In a July meeting with a bipartisan group of governors, he called exchanges “a very practical solution to a problem that needs to be solved” and warned that ignoring the law’s requirement amounted to cutting off their own noses. The ACA empowers the federal government to step in and implement exchanges if intransigent states refuse, which means bucking the law only gives the federal government more power.

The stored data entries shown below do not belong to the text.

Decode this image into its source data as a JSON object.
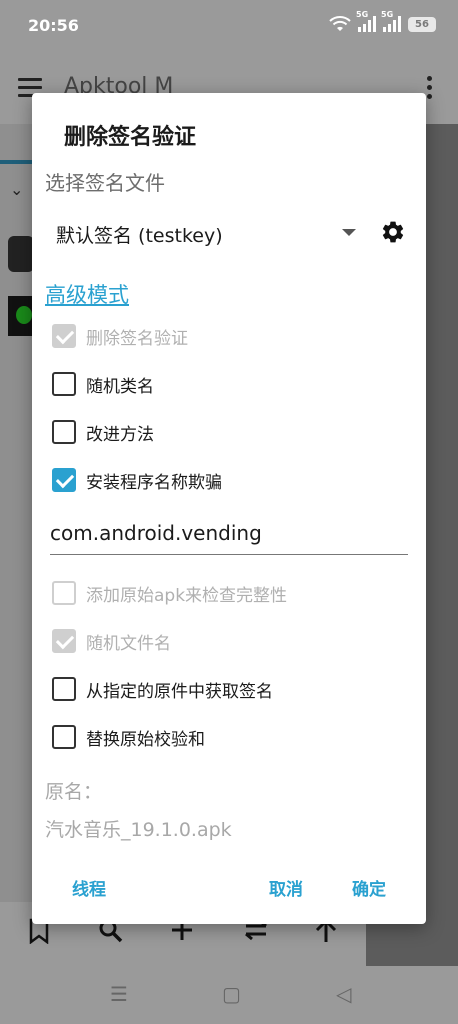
{
  "statusbar": {
    "time": "20:56",
    "signal1": "5G",
    "signal2": "5G",
    "battery": "56",
    "icons": [
      "wifi-icon",
      "signal-icon",
      "signal-icon",
      "battery-icon"
    ]
  },
  "app": {
    "title": "Apktool M",
    "bottom_icons": [
      "bookmark-icon",
      "search-icon",
      "add-icon",
      "swap-icon",
      "upload-icon"
    ],
    "nav_icons": [
      "menu-nav-icon",
      "home-nav-icon",
      "back-nav-icon"
    ]
  },
  "dialog": {
    "title": "删除签名验证",
    "signature_section_label": "选择签名文件",
    "signature_selected": "默认签名 (testkey)",
    "advanced_mode_link": "高级模式",
    "options": [
      {
        "label": "删除签名验证",
        "checked": true,
        "enabled": false
      },
      {
        "label": "随机类名",
        "checked": false,
        "enabled": true
      },
      {
        "label": "改进方法",
        "checked": false,
        "enabled": true
      },
      {
        "label": "安装程序名称欺骗",
        "checked": true,
        "enabled": true
      }
    ],
    "installer_package_value": "com.android.vending",
    "options2": [
      {
        "label": "添加原始apk来检查完整性",
        "checked": false,
        "enabled": false
      },
      {
        "label": "随机文件名",
        "checked": true,
        "enabled": false
      },
      {
        "label": "从指定的原件中获取签名",
        "checked": false,
        "enabled": true
      },
      {
        "label": "替换原始校验和",
        "checked": false,
        "enabled": true
      }
    ],
    "original_name_label": "原名：",
    "original_name_value": "汽水音乐_19.1.0.apk",
    "buttons": {
      "thread": "线程",
      "cancel": "取消",
      "ok": "确定"
    },
    "accent_color": "#2aa1d0"
  }
}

Leavitt’s pragmatism about exchanges is a deal breaker for the right. But pair it with some of Leavitt’s other public statements about the ACA, and it’s not clear why it should be — at least not if you step back and survey the entire spectrum of market-based reforms that Republicans, for the most part, continue to support.
There’s obviously tension between that view and his financial and ideological interest in seeing states set up exchanges. But a state exchange system wouldn’t necessarily have to serve as the foundation for a universal health care system like the one Obama envisions.
Leavitt has hinted at this endgame for a long time now. In an August 2010 Washington Post op-ed, he attacked the ACA’s Medicare reforms as illusory, arguing, “What’s needed is a new vision for Medicare. Instead of micromanaging prices, the federal government should provide oversight of a marketplace in which cost-conscious seniors choose among competing insurance and delivery system options.”